The study was published in the journal Addiction this week and corroborates previous reports that EVALI was most likely connected to vaping products purchased from informal sources, or on the black market.
Researchers examined data from the Centers for Disease Control and Prevention (CDC), which has confirmed more than 2,800 cases and 68 related deaths from the illness. When the CDC ended its investigation in February when no further EVALI outbreaks occurred, they determined vitamin E acetate was the culprit behind the illness.

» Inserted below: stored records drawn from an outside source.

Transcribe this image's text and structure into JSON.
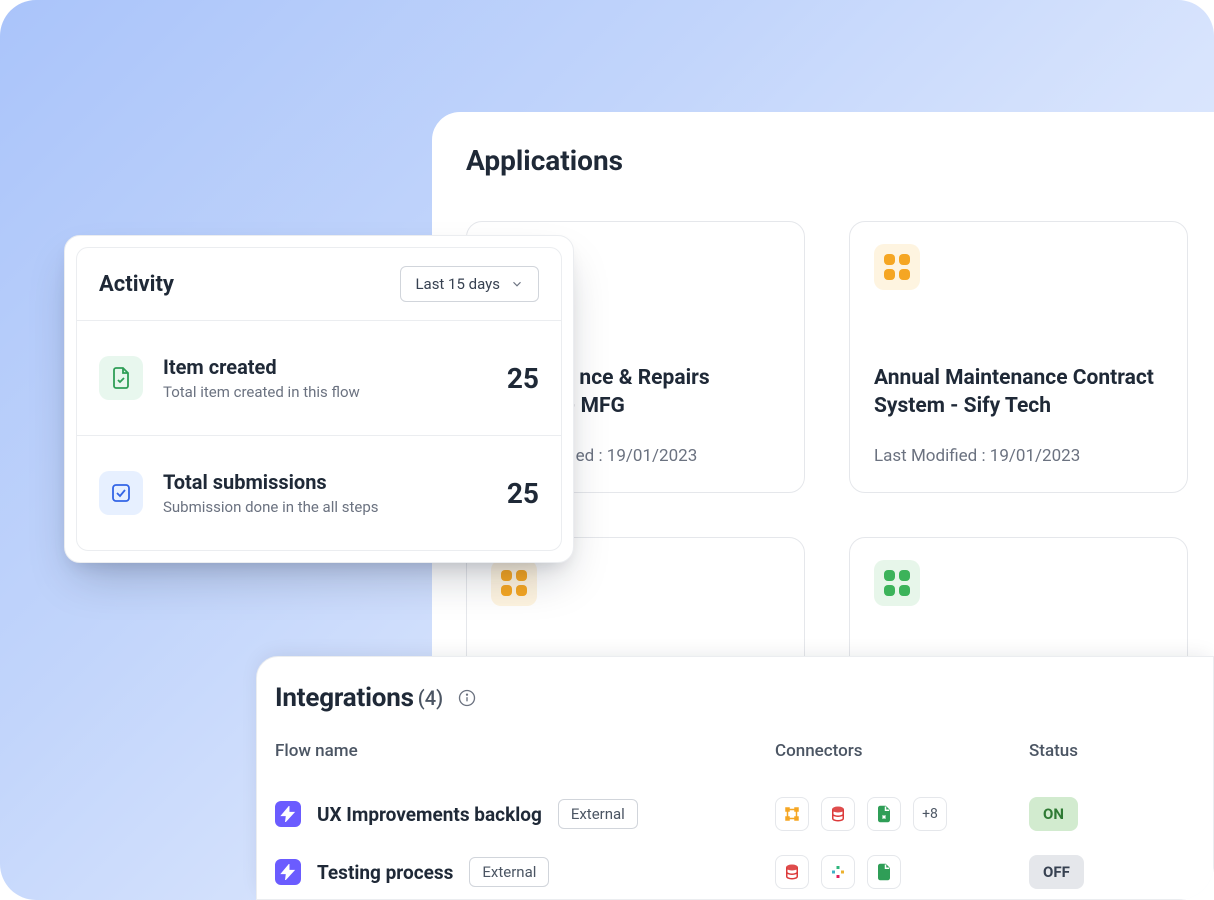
{
  "applications": {
    "title": "Applications",
    "cards": [
      {
        "title_frag_suffix": "nce & Repairs",
        "title_frag_line2_suffix": "- MFG",
        "last_modified_suffix": "ed : 19/01/2023"
      },
      {
        "title": "Annual Maintenance Contract System - Sify Tech",
        "last_modified": "Last Modified : 19/01/2023"
      }
    ]
  },
  "activity": {
    "title": "Activity",
    "range": "Last 15 days",
    "metrics": [
      {
        "title": "Item created",
        "subtitle": "Total item created in this flow",
        "value": "25"
      },
      {
        "title": "Total submissions",
        "subtitle": "Submission done in the all steps",
        "value": "25"
      }
    ]
  },
  "integrations": {
    "title": "Integrations",
    "count": "(4)",
    "columns": {
      "flow": "Flow name",
      "connectors": "Connectors",
      "status": "Status"
    },
    "rows": [
      {
        "name": "UX Improvements backlog",
        "tag": "External",
        "more": "+8",
        "status": "ON"
      },
      {
        "name": "Testing process",
        "tag": "External",
        "status": "OFF"
      }
    ]
  }
}
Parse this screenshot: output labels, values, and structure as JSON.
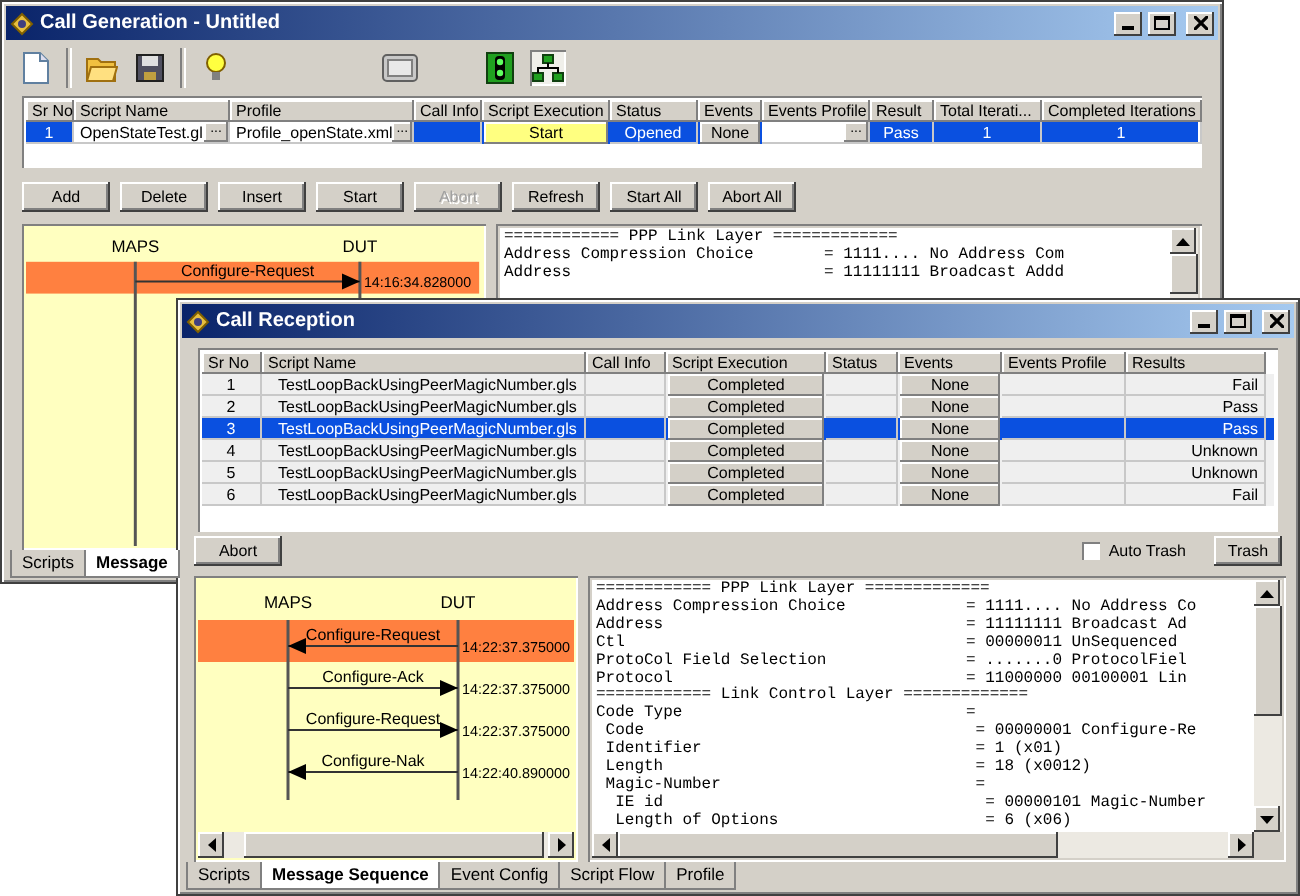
{
  "back_window": {
    "title": "Call Generation - Untitled",
    "table": {
      "columns": [
        "Sr No",
        "Script Name",
        "Profile",
        "Call Info",
        "Script Execution",
        "Status",
        "Events",
        "Events Profile",
        "Result",
        "Total Iterati...",
        "Completed Iterations"
      ],
      "rows": [
        {
          "sr_no": "1",
          "script_name": "OpenStateTest.gl",
          "profile": "Profile_openState.xml",
          "script_execution": "Start",
          "status": "Opened",
          "events": "None",
          "result": "Pass",
          "total_iterations": "1",
          "completed_iterations": "1",
          "selected": true
        }
      ]
    },
    "browse_label": "...",
    "buttons": [
      {
        "label": "Add",
        "disabled": false
      },
      {
        "label": "Delete",
        "disabled": false
      },
      {
        "label": "Insert",
        "disabled": false
      },
      {
        "label": "Start",
        "disabled": false
      },
      {
        "label": "Abort",
        "disabled": true
      },
      {
        "label": "Refresh",
        "disabled": false
      },
      {
        "label": "Start All",
        "disabled": false
      },
      {
        "label": "Abort All",
        "disabled": false
      }
    ],
    "sequence": {
      "left_label": "MAPS",
      "right_label": "DUT",
      "messages": [
        {
          "label": "Configure-Request",
          "time": "14:16:34.828000",
          "kind": "outgoing",
          "selected": true
        }
      ]
    },
    "decode_lines": [
      {
        "field": "============ PPP Link Layer ============",
        "value": "="
      },
      {
        "field": "Address Compression Choice",
        "value": "= 1111.... No Address Com"
      },
      {
        "field": "Address",
        "value": "= 11111111 Broadcast Addd"
      }
    ],
    "tabs": [
      {
        "label": "Scripts",
        "selected": false
      },
      {
        "label": "Message",
        "selected": true
      }
    ]
  },
  "front_window": {
    "title": "Call Reception",
    "table": {
      "columns": [
        "Sr No",
        "Script Name",
        "Call Info",
        "Script Execution",
        "Status",
        "Events",
        "Events Profile",
        "Results"
      ],
      "rows": [
        {
          "sr_no": "1",
          "script_name": "TestLoopBackUsingPeerMagicNumber.gls",
          "script_execution": "Completed",
          "events": "None",
          "results": "Fail",
          "selected": false
        },
        {
          "sr_no": "2",
          "script_name": "TestLoopBackUsingPeerMagicNumber.gls",
          "script_execution": "Completed",
          "events": "None",
          "results": "Pass",
          "selected": false
        },
        {
          "sr_no": "3",
          "script_name": "TestLoopBackUsingPeerMagicNumber.gls",
          "script_execution": "Completed",
          "events": "None",
          "results": "Pass",
          "selected": true
        },
        {
          "sr_no": "4",
          "script_name": "TestLoopBackUsingPeerMagicNumber.gls",
          "script_execution": "Completed",
          "events": "None",
          "results": "Unknown",
          "selected": false
        },
        {
          "sr_no": "5",
          "script_name": "TestLoopBackUsingPeerMagicNumber.gls",
          "script_execution": "Completed",
          "events": "None",
          "results": "Unknown",
          "selected": false
        },
        {
          "sr_no": "6",
          "script_name": "TestLoopBackUsingPeerMagicNumber.gls",
          "script_execution": "Completed",
          "events": "None",
          "results": "Fail",
          "selected": false
        }
      ]
    },
    "abort_button": "Abort",
    "auto_trash": {
      "label": "Auto Trash",
      "checked": false
    },
    "trash_button": "Trash",
    "sequence": {
      "left_label": "MAPS",
      "right_label": "DUT",
      "messages": [
        {
          "label": "Configure-Request",
          "time": "14:22:37.375000",
          "kind": "incoming",
          "selected": true
        },
        {
          "label": "Configure-Ack",
          "time": "14:22:37.375000",
          "kind": "outgoing",
          "selected": false
        },
        {
          "label": "Configure-Request",
          "time": "14:22:37.375000",
          "kind": "outgoing",
          "selected": false
        },
        {
          "label": "Configure-Nak",
          "time": "14:22:40.890000",
          "kind": "incoming",
          "selected": false
        }
      ]
    },
    "decode_lines": [
      {
        "field": "============ PPP Link Layer ============",
        "value": "="
      },
      {
        "field": "Address Compression Choice",
        "value": "= 1111.... No Address Co"
      },
      {
        "field": "Address",
        "value": "= 11111111 Broadcast Ad"
      },
      {
        "field": "Ctl",
        "value": "= 00000011 UnSequenced"
      },
      {
        "field": "ProtoCol Field Selection",
        "value": "= .......0 ProtocolFiel"
      },
      {
        "field": "Protocol",
        "value": "= 11000000 00100001 Lin"
      },
      {
        "field": "============ Link Control Layer ============",
        "value": "="
      },
      {
        "field": "Code Type",
        "value": "=",
        "children": [
          {
            "field": "Code",
            "value": "= 00000001 Configure-Re"
          },
          {
            "field": "Identifier",
            "value": "= 1 (x01)"
          },
          {
            "field": "Length",
            "value": "= 18 (x0012)"
          },
          {
            "field": "Magic-Number",
            "value": "=",
            "children": [
              {
                "field": "IE id",
                "value": "= 00000101 Magic-Number"
              },
              {
                "field": "Length of Options",
                "value": "= 6 (x06)"
              }
            ]
          }
        ]
      }
    ],
    "tabs": [
      {
        "label": "Scripts",
        "selected": false
      },
      {
        "label": "Message Sequence",
        "selected": true
      },
      {
        "label": "Event Config",
        "selected": false
      },
      {
        "label": "Script Flow",
        "selected": false
      },
      {
        "label": "Profile",
        "selected": false
      }
    ]
  }
}
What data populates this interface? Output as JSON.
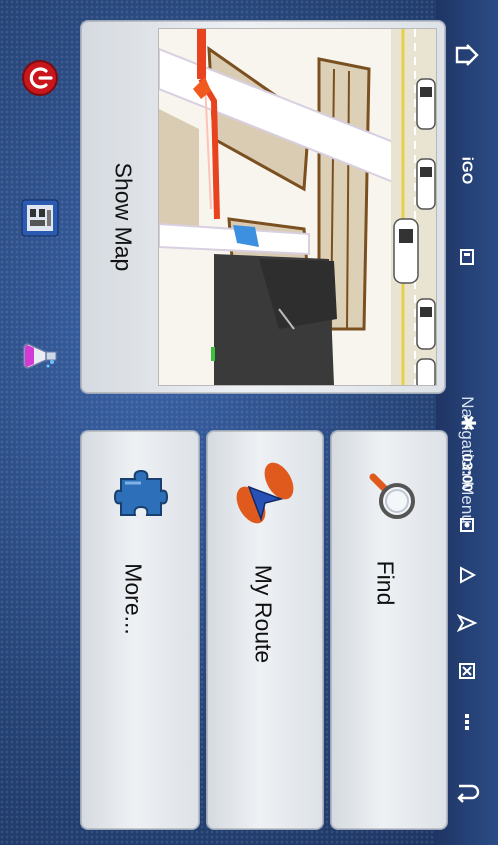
{
  "status_bar": {
    "app_name": "iGO",
    "time": "03:00",
    "title": "Navigation Menu",
    "icons": [
      "home-icon",
      "sd-card-icon",
      "bluetooth-icon",
      "camera-icon",
      "warning-icon",
      "navigate-icon",
      "close-box-icon",
      "more-dots-icon",
      "back-icon"
    ]
  },
  "left_icons": [
    "power-icon",
    "car-dashboard-icon",
    "lab-flask-icon"
  ],
  "tiles": {
    "show_map": "Show Map",
    "find": "Find",
    "my_route": "My Route",
    "more": "More..."
  },
  "colors": {
    "background": "#2a4a82",
    "tile": "#e8ecf0",
    "route": "#e8431e",
    "map_building": "#3a3a3a",
    "map_block": "#d9ccb2"
  }
}
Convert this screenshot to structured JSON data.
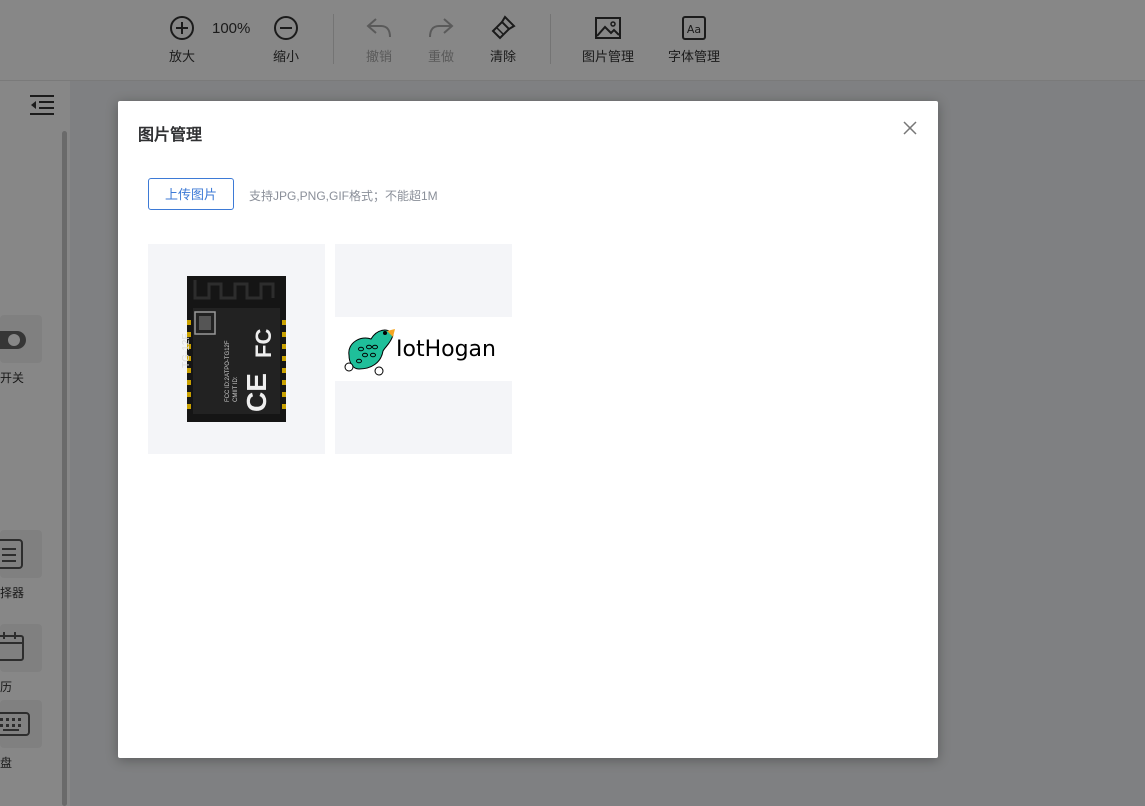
{
  "toolbar": {
    "zoom_in_label": "放大",
    "zoom_value": "100%",
    "zoom_out_label": "缩小",
    "undo_label": "撤销",
    "redo_label": "重做",
    "clear_label": "清除",
    "image_manage_label": "图片管理",
    "font_manage_label": "字体管理"
  },
  "left_panel": {
    "components": [
      {
        "label": "开关",
        "icon": "toggle-switch-icon"
      },
      {
        "label": "选择器",
        "icon": "list-select-icon"
      },
      {
        "label": "日历",
        "icon": "calendar-icon"
      },
      {
        "label": "键盘",
        "icon": "keyboard-icon"
      }
    ]
  },
  "dialog": {
    "title": "图片管理",
    "upload_button": "上传图片",
    "upload_hint": "支持JPG,PNG,GIF格式；不能超1M",
    "images": [
      {
        "name": "tg-12f-module-image",
        "chip_text": [
          "TG-12F",
          "FCC ID:2ATPO-TG12F",
          "CMIIT ID:"
        ],
        "marks": [
          "FC",
          "CE"
        ]
      },
      {
        "name": "iothogan-logo-image",
        "logo_text": "IotHogan"
      }
    ]
  },
  "colors": {
    "accent": "#3d7ad6",
    "overlay": "rgba(0,0,0,0.47)",
    "thumb_bg": "#f4f5f8",
    "parrot": "#1fbf9a",
    "beak": "#f5a623"
  }
}
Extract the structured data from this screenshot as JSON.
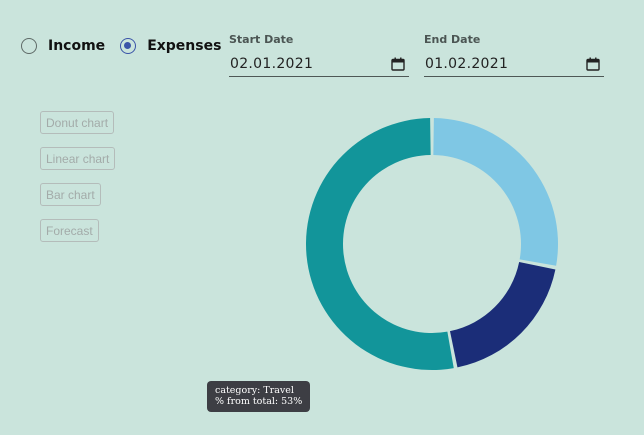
{
  "type_selector": {
    "options": [
      {
        "label": "Income",
        "selected": false
      },
      {
        "label": "Expenses",
        "selected": true
      }
    ]
  },
  "start_date": {
    "label": "Start Date",
    "value": "02.01.2021",
    "icon": "calendar-icon"
  },
  "end_date": {
    "label": "End Date",
    "value": "01.02.2021",
    "icon": "calendar-icon"
  },
  "chart_buttons": [
    {
      "label": "Donut chart"
    },
    {
      "label": "Linear chart"
    },
    {
      "label": "Bar chart"
    },
    {
      "label": "Forecast"
    }
  ],
  "colors": {
    "background": "#cae4dc",
    "radio_selected": "#3a54a8",
    "segment_light_blue": "#7fc7e4",
    "segment_navy": "#1b2d78",
    "segment_teal": "#12959a",
    "tooltip_bg": "#3d3e44"
  },
  "chart_data": {
    "type": "pie",
    "donut": true,
    "title": "",
    "slices": [
      {
        "value": 28,
        "color": "#7fc7e4"
      },
      {
        "value": 19,
        "color": "#1b2d78"
      },
      {
        "value": 53,
        "color": "#12959a"
      }
    ]
  },
  "tooltip": {
    "line1": "category: Travel",
    "line2": "% from total: 53%"
  }
}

Often vitamin E acetate is a substance used on the black market to thin vaping liquids and sell products for higher profit margins.
“If e-cigarette or marijuana use per se drove this outbreak, areas with more engagement in those behaviors should show a higher EVALI prevalence,” study author Abigail Friedman said. “This study finds the opposite result.
“Alongside geographic clusters of high EVALI prevalence states, these findings are more consistent with locally available e-liquids or additives driving the EVALI outbreak than a widely used, nationally-available product.”
Lung injuries from the outbreak were among the lowest in the first states to legalize recreational marijuana access, researchers found. Colorado, Oregon, Washington, Alaska, and California all saw less than one EVALI case per 100,000 resident (ages 12-64). States with the highest rates of EVALI cases — Utah, North Dakota, Minnesota, Delaware and Indiana — do not permit recreational cannabis.
Some high-prevalence states included those with legal medical marijuana access. However, those states had bans in place on smokable cannabis flower.
“If this policy led some recreational marijuana smokers to switch to vaping THC, perhaps in order to avoid detection, it would have increased their likelihood of exposure to contaminated e-liquids when those came on the market,” Friedman said. “This may have contributed to the higher EVALI prevalence in those states.”